Yang ingin kita usahakan adalah merumuskan nilai-nilai Islam—yang sebenarnya sudah ada—yang kompatibel terhadap nilai-nilai demokrasi. Sepengetahuan saya, dulu ada kekhalifahan Islam yang percaya dan menerapkan sistem yang mirip-mirip seperti demokrasi dan pasar bebas, namun pertanyaannya sekarang mengapa warisan tersebut ditinggalkan?
Dan kita merasakan justru kejayaan Islam jadi meredup. Mercusuar dunia dalam ilmu pengetahuan, ekonomi, politik dan lain-lain justru diambil alih oleh Barat. Sementara saat ini masih ada sekelompok umat Islam yang bernostalgia dengan sistem khalifah yang secara kaku menerapkan syariat Islam. Sistem itu sudah nggak cocok, sudah ketinggalan zaman.
Sebenarnya yang perlu dipertahankan adalah semangatnya itu. Adapun tubuh dan wadahnya bisa berganti-ganti. Problemnya adalah kejayaan Islam masa lalu dengan sistem yang ada pada masa itu dianggap berlaku secara universal dengan konsidi sekarang. Saya kira, pandangan ini bermasalah dan juga merepotkan karena diterima banyak orang.
Denny J.A
Kalau kita konsekuen bahwa Al-Quran itu berlaku sepanjang zaman, menembus batas masa dan ribuan tahun, maka amat mustahil bahwa Al-Qur’an yang sesuai dengan semua zaman itu hanya diterjemahkan dalam satu sistem.
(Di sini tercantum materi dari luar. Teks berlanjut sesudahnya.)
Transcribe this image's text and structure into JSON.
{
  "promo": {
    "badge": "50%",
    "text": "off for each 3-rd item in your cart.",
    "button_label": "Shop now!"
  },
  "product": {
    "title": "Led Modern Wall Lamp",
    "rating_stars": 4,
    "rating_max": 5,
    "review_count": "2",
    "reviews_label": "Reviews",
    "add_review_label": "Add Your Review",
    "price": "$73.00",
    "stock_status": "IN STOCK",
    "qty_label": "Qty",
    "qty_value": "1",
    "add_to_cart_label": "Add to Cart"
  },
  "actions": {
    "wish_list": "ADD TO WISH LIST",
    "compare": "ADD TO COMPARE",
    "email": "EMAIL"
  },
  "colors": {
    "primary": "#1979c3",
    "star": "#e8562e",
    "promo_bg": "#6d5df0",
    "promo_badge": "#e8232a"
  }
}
Logikanya tidak kena. Artinya, mustahil misalnya satu sistem yang ada pada masa Nabi Muhammad SAW dianggap cocok untuk semua zaman. Sistem itu belum tentu cocok dan baik untuk diterapkan saat ini. Oleh karena itu, raihlah apinya Islam, kata Bung Karno, bukan abunya.
Bung Rizal, tadi kita sepakat bahwa sebuah sistem menjadi demokratis –bila diletakkan dalam konteks Indonesia—jika disokong oleh teologi yang mendukung demokrasi. Kalau misalnya ada nilai-niali teologis dalam Islam yang justru berlawanan dengan demokrasi?
Rizal Mallarangeng
Ini yang menjadi satu perbincangan yang tak bakal tenggelam sepanjang zaman. Kalau kita lihat secara letterlijk doktrin Islam, tentu kita akan menemui juga nilai-nilai yang bertentangan dengan demokrasi seperti perlakuan terhadap wanita, kaum non-muslim, hak-hak individu dan lain-lain.
Soal ketegangan antara doktrin yang suportif terhadap demokrasi dengan yang bertentangan ini harus diselesaikan. Ini wilayah anda, Bung Ulil. Tradisi Kristen misalnya juga pernah mengalami dinamika serupa.
Jangan lupa, sejarah Kristen juga pernah mengalami satu fase kegelapan di mana jalan keluarnya ternyata adalah pemisahan kekuasaan antara gereja dengan non-gereja.
Denny J.A
Saya kira, penting buat catatan aktivis-aktivis Islam bahwa pada tahun 1970-an, nilai-nilai Katolik dianggap kontra demokrasi dan negara-negara yang mayoritas Katolik pada masa itu banyak yang terbelakang dalam menerapkan demokrasi. Mengapa keadaan paska tahun 70-an menunjukkan perkembangan yang sangat menarik dibanding sebelumnya?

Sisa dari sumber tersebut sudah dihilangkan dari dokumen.